Serena Williams a "failli mourir après avoir donné naissance à (sa) fille"

TENNIS – Dans une tribune, Serena Williams est revenue sur les complications survenues après son accouchement en septembre dernier.

L’Américaine a connu de graves complications suite à son accouchement. (Crédit AFP)

J’ai failli mourir après avoir donné naissance à ma fille.” C’est par ces mots, très forts, que débute le témoignage de Serena Williams. Dans une lettre relayée sur le site de la chaîne américaine CNN, la tenniswoman est revenue sur l’arrivée de sa fille, Olympia, née en septembre dernier, et les complications qui ont suivi son accouchement.

Après “une grossesse plutôt facile“, la naissance de la petite s’est plutôt bien passé, s’est remémoré l’Américaine de 36 ans. “Ma fille est née par césarienne après que son rythme cardiaque ait soudainement chuté durant mes contractions. L’opération s’est déroulée en douceur et avant même que je ne m’en rende compte, Olympia était dans mes bras. C’était le moment le plus incroyable de ma vie.”


La suite a en revanche tourné au cauchemar. “Ce qu’il s’est passé juste 24 heures après l’accouchement a été six jours d’incertitude“, a-t-elle confié. La championne a en effet été victime d’une embolie pulmonaire.
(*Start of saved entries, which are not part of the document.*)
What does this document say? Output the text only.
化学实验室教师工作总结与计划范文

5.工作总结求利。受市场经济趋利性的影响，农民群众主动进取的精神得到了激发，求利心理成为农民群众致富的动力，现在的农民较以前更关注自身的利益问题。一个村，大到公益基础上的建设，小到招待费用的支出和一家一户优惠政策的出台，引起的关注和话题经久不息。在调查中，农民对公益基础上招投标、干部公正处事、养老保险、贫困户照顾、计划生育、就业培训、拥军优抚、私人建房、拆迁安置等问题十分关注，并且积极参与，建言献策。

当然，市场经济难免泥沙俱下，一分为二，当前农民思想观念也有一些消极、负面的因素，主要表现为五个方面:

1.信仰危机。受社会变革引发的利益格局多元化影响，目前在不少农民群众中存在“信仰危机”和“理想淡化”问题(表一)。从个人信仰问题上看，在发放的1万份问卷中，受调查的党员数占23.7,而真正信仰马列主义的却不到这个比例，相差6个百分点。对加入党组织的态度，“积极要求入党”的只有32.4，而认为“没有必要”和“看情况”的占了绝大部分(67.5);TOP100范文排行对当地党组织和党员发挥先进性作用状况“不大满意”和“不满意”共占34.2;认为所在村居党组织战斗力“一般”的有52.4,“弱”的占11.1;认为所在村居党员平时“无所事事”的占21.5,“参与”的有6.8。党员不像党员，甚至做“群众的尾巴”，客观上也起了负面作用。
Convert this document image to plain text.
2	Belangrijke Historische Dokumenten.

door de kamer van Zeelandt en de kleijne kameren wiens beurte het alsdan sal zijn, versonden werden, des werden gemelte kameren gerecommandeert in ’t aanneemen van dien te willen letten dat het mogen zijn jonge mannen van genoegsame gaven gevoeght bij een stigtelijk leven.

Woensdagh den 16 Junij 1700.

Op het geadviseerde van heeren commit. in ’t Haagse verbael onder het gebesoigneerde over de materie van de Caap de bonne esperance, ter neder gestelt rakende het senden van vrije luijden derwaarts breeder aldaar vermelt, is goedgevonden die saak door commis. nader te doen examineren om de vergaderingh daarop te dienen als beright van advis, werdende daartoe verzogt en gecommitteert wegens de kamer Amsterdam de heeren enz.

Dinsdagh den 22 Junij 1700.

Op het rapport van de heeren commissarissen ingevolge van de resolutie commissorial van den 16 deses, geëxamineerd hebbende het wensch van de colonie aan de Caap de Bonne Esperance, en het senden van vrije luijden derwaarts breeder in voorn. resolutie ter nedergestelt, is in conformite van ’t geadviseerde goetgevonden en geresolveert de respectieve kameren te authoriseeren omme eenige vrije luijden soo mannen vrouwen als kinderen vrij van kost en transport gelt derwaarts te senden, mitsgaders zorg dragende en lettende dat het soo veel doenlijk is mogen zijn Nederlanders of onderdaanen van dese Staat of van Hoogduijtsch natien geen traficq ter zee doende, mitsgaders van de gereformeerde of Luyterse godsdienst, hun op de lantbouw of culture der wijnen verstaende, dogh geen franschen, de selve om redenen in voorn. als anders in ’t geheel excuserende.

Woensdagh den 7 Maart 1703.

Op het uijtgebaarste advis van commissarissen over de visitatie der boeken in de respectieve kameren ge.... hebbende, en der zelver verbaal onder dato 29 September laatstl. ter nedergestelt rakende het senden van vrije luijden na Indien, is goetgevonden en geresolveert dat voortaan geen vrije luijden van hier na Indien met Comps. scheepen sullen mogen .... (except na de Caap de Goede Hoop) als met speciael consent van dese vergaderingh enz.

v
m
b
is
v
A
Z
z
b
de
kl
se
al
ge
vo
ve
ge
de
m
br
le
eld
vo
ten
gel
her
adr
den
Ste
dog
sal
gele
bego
Une pathologie qui provoque des caillots dans le sang et obstrue le système artériel irriguant les poumons et dont elle souffre depuis plusieurs années. Elle avait d’ailleurs été hospitalisée pour cette raison en 2011. “À cause de mon passé médical avec ce problème, je vis avec la peur de cette situation. Alors, quand j’ai ressenti des problèmes pour resprier, je n’ai pas attendu une seconde pour alerter les infirmières.

Cela a déclenché une série de complications auxquelles je suis heureuse d’avoir survécue. D’abord, la cicatrice de ma césarienne s’est ouverte à cause de l’intense toux provoquée par mon embolie. Je suis retourné au bloc opératoire et les docteurs ont découvert un large hématome, un gonflement de sang coagulé, au niveau de mon abdomen. Et je suis ensuite retourné dans la salle d’opération afin d’éviter que les caillots atteignent mes poumons. Quand je suis finalement rentré chez moi, j’ai dû passer les six premières semaines de ma maternité au lit.”

Alors qu’elle a repris la compétition le 11 février dernier en Fed Cup, Serena Williams s’estime “chanceuse” d’avoir survécue à ces complications. “Ils ont su exactement comment gérer cette tournure compliquée des évènements, a-t-elle indiqué au sujet de l’équipe médicale, qu’elle a tenu à remercier. Sans leurs soins, je ne serais pas ici aujourd’hui.

En témoignant de son expérience, Serena Williams souhaite alerter l’opinion publique sur les inégalités d’accès aux soins pour les jeunes mamans et leurs nouveaus-nés. Dans le monde, 2,6 millions de bébés meurent chaque année, selon un rapport de l’UNICEF.